Contrarian: The Case for Less Frequent Reporting—But Not as You’d Expect
The contrarian take in this debate is not to side with the anti-quarterly-report crowd. They are often arguing from a position of corporate convenience. Instead, the real contrarian position is this: mandatory quarterly reporting, as currently constructed, is inferior to a crypto-native solution, but only if the crypto-native solution is designed correctly.
Consider the modular blockchain architecture that I explored in 2024 while studying Celestia. Modularity separates execution, consensus, and data availability. The logic is that specialization leads to efficiency and security.
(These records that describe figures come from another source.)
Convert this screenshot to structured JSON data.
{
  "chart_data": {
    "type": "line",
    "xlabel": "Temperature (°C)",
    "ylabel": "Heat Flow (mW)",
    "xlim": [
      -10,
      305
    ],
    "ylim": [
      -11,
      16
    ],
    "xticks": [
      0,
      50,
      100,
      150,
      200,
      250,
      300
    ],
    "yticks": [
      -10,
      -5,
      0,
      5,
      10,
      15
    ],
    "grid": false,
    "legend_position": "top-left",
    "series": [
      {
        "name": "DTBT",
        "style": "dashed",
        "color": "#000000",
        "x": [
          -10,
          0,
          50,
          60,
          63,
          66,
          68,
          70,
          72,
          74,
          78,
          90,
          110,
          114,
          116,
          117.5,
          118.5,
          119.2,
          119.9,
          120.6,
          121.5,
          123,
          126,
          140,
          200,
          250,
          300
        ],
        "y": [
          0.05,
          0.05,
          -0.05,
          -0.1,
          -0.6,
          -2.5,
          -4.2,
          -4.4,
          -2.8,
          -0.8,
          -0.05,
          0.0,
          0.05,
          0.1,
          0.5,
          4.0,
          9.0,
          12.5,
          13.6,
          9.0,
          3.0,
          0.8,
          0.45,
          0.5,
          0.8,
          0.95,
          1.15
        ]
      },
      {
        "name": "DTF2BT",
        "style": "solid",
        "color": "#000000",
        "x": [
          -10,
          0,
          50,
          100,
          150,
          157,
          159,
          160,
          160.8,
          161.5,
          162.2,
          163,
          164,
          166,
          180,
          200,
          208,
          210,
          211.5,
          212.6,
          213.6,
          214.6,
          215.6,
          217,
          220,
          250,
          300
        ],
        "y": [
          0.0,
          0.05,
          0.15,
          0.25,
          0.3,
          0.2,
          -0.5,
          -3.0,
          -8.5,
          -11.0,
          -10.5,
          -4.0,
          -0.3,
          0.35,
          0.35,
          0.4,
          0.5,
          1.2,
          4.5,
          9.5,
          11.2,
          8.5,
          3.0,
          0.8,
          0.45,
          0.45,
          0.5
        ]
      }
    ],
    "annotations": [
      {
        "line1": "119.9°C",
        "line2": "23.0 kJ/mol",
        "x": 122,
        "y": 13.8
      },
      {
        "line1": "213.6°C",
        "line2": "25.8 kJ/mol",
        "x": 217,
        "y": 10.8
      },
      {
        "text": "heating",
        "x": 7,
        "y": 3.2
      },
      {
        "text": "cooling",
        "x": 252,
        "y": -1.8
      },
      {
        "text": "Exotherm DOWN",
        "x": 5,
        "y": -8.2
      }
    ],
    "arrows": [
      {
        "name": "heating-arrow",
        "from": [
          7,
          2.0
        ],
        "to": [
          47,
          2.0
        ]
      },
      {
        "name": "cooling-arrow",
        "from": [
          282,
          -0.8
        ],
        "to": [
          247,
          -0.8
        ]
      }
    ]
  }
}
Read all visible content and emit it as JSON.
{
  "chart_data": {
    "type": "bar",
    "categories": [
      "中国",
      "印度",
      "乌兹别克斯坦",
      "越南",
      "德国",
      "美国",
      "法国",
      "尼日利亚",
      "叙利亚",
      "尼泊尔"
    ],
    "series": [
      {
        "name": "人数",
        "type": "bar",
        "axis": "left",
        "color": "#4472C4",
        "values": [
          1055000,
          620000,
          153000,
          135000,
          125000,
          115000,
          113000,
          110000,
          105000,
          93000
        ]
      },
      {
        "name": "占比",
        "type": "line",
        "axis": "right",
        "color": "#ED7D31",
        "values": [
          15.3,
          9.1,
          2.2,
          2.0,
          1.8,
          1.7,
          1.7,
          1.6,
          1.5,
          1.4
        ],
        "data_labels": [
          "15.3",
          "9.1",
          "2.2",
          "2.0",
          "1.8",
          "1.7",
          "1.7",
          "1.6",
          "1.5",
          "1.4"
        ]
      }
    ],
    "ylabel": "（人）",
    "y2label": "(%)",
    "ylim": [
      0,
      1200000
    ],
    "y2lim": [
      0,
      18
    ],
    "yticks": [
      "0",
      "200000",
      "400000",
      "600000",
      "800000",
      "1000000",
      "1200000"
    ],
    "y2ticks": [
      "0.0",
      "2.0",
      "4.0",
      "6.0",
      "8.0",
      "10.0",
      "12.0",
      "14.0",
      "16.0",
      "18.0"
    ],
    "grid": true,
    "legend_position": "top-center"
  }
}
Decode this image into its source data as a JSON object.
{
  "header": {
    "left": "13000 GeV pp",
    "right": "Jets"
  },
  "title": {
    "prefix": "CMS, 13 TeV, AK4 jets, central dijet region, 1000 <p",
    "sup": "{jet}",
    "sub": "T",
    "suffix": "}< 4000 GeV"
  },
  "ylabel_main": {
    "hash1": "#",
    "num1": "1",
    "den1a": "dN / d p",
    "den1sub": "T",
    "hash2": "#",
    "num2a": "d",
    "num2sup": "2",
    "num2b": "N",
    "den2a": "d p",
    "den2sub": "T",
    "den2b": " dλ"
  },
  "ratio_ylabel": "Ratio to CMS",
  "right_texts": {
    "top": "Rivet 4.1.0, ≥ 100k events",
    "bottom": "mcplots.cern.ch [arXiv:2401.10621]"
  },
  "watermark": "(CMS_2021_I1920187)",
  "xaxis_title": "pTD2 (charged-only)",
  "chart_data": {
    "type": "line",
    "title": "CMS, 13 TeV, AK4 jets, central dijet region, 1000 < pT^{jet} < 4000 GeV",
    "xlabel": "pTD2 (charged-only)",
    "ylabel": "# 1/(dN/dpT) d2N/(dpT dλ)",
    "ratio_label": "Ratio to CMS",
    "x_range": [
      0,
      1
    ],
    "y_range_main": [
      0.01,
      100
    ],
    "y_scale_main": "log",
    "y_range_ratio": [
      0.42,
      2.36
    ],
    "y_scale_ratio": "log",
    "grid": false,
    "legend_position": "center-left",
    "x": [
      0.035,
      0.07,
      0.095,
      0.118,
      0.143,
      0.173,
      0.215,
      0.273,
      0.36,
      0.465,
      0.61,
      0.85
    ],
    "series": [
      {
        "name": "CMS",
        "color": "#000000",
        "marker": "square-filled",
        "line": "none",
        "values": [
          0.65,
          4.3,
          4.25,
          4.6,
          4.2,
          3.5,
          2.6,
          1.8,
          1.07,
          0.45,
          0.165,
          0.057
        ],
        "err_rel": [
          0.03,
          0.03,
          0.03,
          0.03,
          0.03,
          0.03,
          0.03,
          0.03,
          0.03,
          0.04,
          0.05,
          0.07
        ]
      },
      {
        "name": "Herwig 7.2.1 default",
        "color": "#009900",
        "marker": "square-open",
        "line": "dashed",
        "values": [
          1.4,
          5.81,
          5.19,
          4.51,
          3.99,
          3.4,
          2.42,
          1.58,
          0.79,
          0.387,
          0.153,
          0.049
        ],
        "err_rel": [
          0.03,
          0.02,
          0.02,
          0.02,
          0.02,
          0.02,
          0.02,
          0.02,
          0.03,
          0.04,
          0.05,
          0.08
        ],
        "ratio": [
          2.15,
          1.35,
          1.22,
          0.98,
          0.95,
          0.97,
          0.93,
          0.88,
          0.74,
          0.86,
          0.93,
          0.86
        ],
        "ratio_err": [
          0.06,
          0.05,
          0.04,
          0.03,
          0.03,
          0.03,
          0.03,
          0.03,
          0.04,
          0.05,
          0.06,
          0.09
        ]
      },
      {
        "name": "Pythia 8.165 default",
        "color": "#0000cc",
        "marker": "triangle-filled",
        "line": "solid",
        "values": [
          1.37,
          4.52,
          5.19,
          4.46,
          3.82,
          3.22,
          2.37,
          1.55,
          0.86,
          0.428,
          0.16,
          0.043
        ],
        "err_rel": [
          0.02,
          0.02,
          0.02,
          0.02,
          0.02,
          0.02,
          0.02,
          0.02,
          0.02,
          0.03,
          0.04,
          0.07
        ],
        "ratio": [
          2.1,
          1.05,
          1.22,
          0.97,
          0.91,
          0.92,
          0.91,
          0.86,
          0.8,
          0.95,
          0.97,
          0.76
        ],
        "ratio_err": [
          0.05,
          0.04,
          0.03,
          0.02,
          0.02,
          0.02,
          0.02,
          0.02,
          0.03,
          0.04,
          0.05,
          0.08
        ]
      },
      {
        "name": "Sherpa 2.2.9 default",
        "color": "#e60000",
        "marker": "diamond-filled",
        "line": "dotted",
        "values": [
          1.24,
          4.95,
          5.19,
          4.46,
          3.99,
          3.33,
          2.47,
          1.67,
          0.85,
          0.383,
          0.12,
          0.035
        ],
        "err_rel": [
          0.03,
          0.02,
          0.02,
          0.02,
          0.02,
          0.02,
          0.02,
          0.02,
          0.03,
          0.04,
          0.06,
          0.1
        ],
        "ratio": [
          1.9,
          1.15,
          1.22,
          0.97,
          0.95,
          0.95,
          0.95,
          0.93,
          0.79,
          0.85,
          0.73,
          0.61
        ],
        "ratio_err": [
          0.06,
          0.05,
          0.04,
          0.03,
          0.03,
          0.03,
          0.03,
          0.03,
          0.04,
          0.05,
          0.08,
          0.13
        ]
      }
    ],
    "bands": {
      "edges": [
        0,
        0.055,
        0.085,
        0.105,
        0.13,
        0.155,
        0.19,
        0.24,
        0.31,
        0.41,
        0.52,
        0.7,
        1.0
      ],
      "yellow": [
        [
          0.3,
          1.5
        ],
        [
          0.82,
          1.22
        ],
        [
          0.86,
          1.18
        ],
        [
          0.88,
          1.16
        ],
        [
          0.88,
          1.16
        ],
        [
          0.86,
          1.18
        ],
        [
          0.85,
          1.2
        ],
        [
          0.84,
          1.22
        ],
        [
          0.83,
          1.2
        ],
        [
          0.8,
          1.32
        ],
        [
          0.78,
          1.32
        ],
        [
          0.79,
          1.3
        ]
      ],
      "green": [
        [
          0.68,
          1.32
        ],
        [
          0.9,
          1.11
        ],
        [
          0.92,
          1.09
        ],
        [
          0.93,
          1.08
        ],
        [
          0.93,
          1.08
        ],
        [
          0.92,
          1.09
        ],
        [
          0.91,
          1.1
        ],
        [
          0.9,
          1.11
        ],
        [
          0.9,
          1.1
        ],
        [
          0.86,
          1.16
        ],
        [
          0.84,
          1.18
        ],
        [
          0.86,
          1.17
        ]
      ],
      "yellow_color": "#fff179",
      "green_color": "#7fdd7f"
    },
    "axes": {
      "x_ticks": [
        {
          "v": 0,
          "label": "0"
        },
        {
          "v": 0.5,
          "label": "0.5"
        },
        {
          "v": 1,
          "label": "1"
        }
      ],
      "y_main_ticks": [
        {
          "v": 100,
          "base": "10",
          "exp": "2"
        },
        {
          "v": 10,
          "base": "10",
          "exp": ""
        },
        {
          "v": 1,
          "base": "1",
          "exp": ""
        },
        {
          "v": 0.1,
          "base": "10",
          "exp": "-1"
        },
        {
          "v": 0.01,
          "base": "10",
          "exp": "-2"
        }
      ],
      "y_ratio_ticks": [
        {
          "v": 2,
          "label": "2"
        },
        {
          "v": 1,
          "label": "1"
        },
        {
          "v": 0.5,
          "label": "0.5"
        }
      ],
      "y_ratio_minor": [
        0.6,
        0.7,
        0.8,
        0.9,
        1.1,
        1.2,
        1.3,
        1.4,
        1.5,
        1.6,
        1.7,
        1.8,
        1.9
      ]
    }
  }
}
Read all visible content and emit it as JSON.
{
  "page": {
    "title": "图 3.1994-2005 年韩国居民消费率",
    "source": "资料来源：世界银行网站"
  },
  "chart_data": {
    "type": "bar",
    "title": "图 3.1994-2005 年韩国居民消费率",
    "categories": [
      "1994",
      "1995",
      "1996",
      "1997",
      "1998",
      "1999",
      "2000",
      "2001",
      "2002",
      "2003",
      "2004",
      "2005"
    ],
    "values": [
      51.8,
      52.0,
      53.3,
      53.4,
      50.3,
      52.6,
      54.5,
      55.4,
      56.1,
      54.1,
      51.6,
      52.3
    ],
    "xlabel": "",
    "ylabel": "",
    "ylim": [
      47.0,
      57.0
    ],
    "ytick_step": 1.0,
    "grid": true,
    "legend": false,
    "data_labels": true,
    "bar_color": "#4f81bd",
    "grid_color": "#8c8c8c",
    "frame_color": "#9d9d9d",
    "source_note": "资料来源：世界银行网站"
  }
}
The same principle applies to disclosure. A single quarterly report forces all information—financial, operational, strategic—into one bucket at a fixed interval. That is monolithic disclosure.
Crypto enables modular disclosure: on-chain data flows continuously (data availability layer), while off-chain attestations (e.g., from oracles or audit firms) can be submitted on request, and strategic narratives can be published asynchronously via governance forums. The problem is that no standard exists to aggregate these modular pieces into a cohesive, legally reliable picture. We have the parts but not the protocol.
Meanwhile, the investor groups’ defense of quarterly reports implicitly assumes that more frequent disclosure is always better. But is that true? I’ve seen projects that publish real-time P&L on Dune dashboards, only to discover they were counting unrealized LP fees as revenue. Frequency without accuracy is noise.
“In the bear market, only code remains.” That means code must be written to enforce disclosure integrity. Zero-knowledge proofs could allow a protocol to prove its financial health without revealing proprietary trading strategies. Smart contracts could automate the release of audited statements directly to token holders. Yet few projects invest in this infrastructure. They prefer the marketing narrative of “total transparency” without the technical rigor to make it meaningful.
Takeaway: The Path from Quarterly to Quantum
The battle over quarterly reports is not a crypto story. It is a legacy finance story. But it holds a mirror to crypto’s own unfinished journey. We claim to have solved transparency while most investors still rely on third-party dashboards that can be manipulated. We criticize regulators for demanding periodic reports, yet we offer nothing standardized in return.
“Modularity is the architecture of freedom.” If we take that seriously, we need to build a modular disclosure framework—on-chain real-time data, off-chain verified attestations, and periodic aggregated summaries—all cryptographically bound. The SEC’s quarterly report is a relic, but it is a functional relic. Crypto’s answer must be a functional upgrade, not a romantic rejection.
A decade from now, the smartest regulation will not mandate a filing frequency. It will require that a protocol prove its solvency continually, using a combination of on-chain data and off-chain proofs. The quarterly report will become a fallback, an analog backup for a digital era. But until that infrastructure exists, investor groups are right to defend the old system. “Skepticism is the first step to sovereignty.” Let us be skeptical of our own hype.

Builder’s Challenge: This week, pick one DeFi protocol you use. Write a one-page summary of its financial health using only on-chain data. Then write a second page using all information available (discord, blog, audit reports). Compare the two. The gap you find is the problem we must solve.